Writers build stories from what we experience in life.

I always find it interesting when other authors share what works helped inspire their stories. So this month, I want to share with you the location and creative works that helped influence my next book, The Lost One, which I am releasing later this month.

As a reminder, The Lost One is the story of two down-on-their-luck detectives who take on a job to extract a young woman from cult in Northern California.

Inspiration for stories comes from so many different places. With The Lost One, as there was with my horror novella The Roots Have Dug Into My Heart, where I live, Northern California, plays a huge role in the story.

My latest work draws on the coastal prairies of West Marin, the historic farms and ranches that I get to visit regularly for my day job, and the strange history of cults, such as Synanon, in the region.
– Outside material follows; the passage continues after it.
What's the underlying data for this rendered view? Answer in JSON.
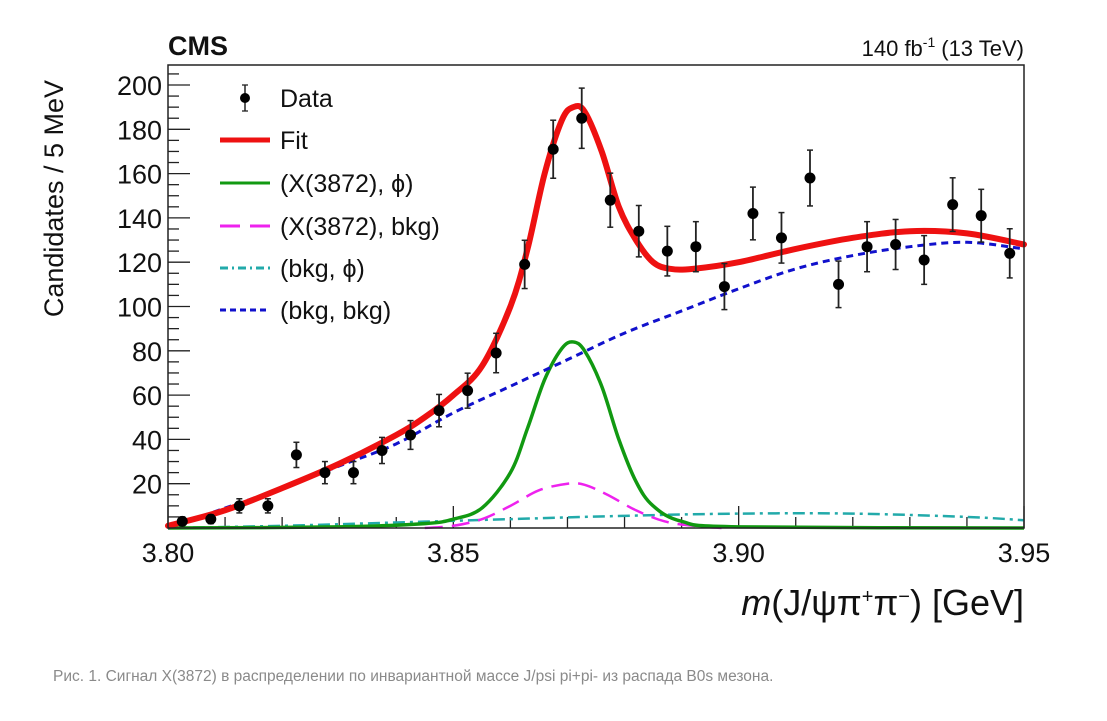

This area north of San Francisco is draped in fog with gentle hillsides dotted with cows and sheep. The roads are windy and hilly meandering through a small coastal mountain range and along a protected bay. Towns are few and far apart, a great sense of aloneness comes from the place. It evokes wonder as one stands on the shore or cliffs and stares out over the cold waters of the Pacific.
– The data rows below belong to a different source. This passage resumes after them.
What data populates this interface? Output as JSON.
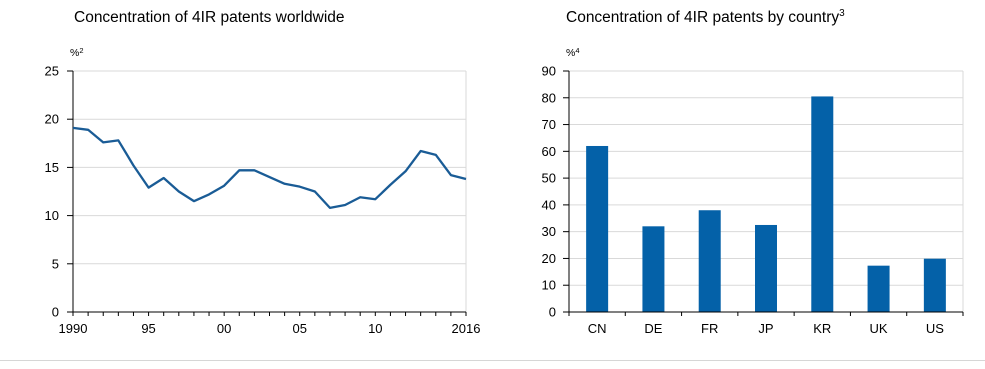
{
  "chart_data": [
    {
      "type": "line",
      "title": "Concentration of 4IR patents worldwide",
      "title_sup": "",
      "unit": "%",
      "unit_sup": "2",
      "x": [
        1990,
        1991,
        1992,
        1993,
        1994,
        1995,
        1996,
        1997,
        1998,
        1999,
        2000,
        2001,
        2002,
        2003,
        2004,
        2005,
        2006,
        2007,
        2008,
        2009,
        2010,
        2011,
        2012,
        2013,
        2014,
        2015,
        2016
      ],
      "series": [
        {
          "values": [
            19.1,
            18.9,
            17.6,
            17.8,
            15.2,
            12.9,
            13.9,
            12.5,
            11.5,
            12.2,
            13.1,
            14.7,
            14.7,
            14.0,
            13.3,
            13.0,
            12.5,
            10.8,
            11.1,
            11.9,
            11.7,
            13.2,
            14.6,
            16.7,
            16.3,
            14.2,
            13.8
          ],
          "color": "#1a5c96"
        }
      ],
      "xlim": [
        1990,
        2016
      ],
      "ylim": [
        0,
        25
      ],
      "x_ticks": [
        1990,
        1995,
        2000,
        2005,
        2010,
        2016
      ],
      "x_tick_labels": [
        "1990",
        "95",
        "00",
        "05",
        "10",
        "2016"
      ],
      "y_ticks": [
        0,
        5,
        10,
        15,
        20,
        25
      ],
      "y_tick_labels": [
        "0",
        "5",
        "10",
        "15",
        "20",
        "25"
      ],
      "grid": true
    },
    {
      "type": "bar",
      "title": "Concentration of 4IR patents by country",
      "title_sup": "3",
      "unit": "%",
      "unit_sup": "4",
      "categories": [
        "CN",
        "DE",
        "FR",
        "JP",
        "KR",
        "UK",
        "US"
      ],
      "values": [
        62,
        32,
        38,
        32.5,
        80.5,
        17.3,
        19.9
      ],
      "color": "#0461a8",
      "ylim": [
        0,
        90
      ],
      "y_ticks": [
        0,
        10,
        20,
        30,
        40,
        50,
        60,
        70,
        80,
        90
      ],
      "y_tick_labels": [
        "0",
        "10",
        "20",
        "30",
        "40",
        "50",
        "60",
        "70",
        "80",
        "90"
      ],
      "grid": true
    }
  ]
}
I worked hard to bring an authentic sense of this rural place so as to transport you into my story.

In addition to physical influences, I was also inspired by a number of creative works in the development of story.

So here are 3 influences that played a role in building The Lost One:

True Detective Season 1

This HBO series follows two mismatched detectives in Louisiana investigating murders and leading them down a pathway of conspiracy and occult and cosmic horror. Starring Woody Harrelson and Matthew McConaughey, True Detective Season 1 dug deep into the characters including their personal spirals and conflicts as they pursued the case relentlessly across decades. Much of the show drew from the works and ideas of writers Thomas Ligotti and Laird Barron as well as The King in Yellow written by Robert Chambers. I was inspired by the popular tropes of two partners at odds with each other and the occult weirdness that pervaded the story.
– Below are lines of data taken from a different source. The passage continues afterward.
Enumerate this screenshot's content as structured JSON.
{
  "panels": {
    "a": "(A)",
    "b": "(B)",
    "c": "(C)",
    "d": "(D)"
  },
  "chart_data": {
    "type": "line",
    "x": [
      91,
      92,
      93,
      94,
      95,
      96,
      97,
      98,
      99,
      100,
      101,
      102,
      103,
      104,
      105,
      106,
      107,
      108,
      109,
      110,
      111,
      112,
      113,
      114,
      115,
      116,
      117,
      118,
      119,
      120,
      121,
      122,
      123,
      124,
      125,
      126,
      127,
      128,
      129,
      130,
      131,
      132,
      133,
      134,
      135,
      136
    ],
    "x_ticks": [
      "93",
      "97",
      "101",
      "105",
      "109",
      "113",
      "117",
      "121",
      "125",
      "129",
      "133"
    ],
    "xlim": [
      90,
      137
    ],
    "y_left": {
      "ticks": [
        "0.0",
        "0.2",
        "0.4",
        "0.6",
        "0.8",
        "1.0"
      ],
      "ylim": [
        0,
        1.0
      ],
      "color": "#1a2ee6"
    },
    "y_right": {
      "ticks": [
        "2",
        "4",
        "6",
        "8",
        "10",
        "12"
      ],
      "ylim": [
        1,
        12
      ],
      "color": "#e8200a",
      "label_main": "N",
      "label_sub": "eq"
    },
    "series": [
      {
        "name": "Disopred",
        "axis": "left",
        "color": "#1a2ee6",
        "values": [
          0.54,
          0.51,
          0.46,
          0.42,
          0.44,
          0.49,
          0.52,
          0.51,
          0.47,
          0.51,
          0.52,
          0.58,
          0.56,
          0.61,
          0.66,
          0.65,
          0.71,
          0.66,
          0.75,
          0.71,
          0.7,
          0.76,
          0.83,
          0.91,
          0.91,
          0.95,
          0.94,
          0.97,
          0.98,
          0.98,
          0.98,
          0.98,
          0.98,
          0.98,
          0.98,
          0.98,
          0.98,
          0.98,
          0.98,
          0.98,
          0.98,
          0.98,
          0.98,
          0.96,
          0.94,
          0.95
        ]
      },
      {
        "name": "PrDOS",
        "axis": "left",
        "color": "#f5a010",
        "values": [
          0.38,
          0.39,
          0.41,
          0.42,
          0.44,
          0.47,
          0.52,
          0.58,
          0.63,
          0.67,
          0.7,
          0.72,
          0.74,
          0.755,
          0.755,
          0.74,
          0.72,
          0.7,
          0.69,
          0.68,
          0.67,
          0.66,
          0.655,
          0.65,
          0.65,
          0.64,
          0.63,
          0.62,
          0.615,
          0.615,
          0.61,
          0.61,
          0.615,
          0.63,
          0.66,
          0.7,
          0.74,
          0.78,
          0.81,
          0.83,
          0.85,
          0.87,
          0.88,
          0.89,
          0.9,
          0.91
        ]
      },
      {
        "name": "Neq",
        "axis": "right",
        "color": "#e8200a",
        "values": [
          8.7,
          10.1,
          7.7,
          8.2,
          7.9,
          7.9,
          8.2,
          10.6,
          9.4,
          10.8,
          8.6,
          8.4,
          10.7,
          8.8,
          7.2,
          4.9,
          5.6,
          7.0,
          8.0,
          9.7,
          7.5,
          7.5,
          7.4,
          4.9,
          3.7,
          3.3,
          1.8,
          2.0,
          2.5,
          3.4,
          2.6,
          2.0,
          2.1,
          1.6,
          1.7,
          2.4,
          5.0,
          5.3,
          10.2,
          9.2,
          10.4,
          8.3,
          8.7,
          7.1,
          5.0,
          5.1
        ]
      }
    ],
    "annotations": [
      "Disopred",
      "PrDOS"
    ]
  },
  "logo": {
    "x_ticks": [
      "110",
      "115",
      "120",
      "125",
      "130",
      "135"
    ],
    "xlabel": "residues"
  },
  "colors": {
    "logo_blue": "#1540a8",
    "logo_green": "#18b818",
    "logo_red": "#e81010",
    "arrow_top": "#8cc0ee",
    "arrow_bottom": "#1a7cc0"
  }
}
The Order of Time by Carlo Rovelli

You’re probably not expecting an occult thriller to be inspired by a book written by a quantum physicist. But the ideas of Carlo Rovelli in The Order of Time definitely played a role in the creation of the cult leader in The Lost One. I wanted a quantum physicist turned cult leader as the story’s main antagonist, and the ideas of what is time became a key part of the story. I’ve been fascinated with concepts of time having explored the ideas of Dogen and Heidegger. (Even in True Detective there is the mention that time is a flat circle.) If you want an accessible entry into an exploration of the nature of time and what it means to exist, I’d definitely recommend this book.

The weird stories of Laird Barron

Laird Barron is a master of weird fiction that overlaps with classic noir. He has been one of my go to authors for a number of years and I am always excited when a new book of his is published. Throughout many of his stories, he has created a strange mythos that pervades his work. His writing is masculine with detectives and government agents and hunters bringing forth the essence of classic tough guy noir. Then he overlays everything with his sense of the weird with his Old Leech mythos that one sees in his different stories. You can explore his writings through novels like The Croning or short story collections like The Imago Sequence. Being primarily a novella writer these days, I am also a fan of his powerful novella length works.

That’s it for what I have to share right now. I hope this inside view as to what helps influence me with my work was interesting to you.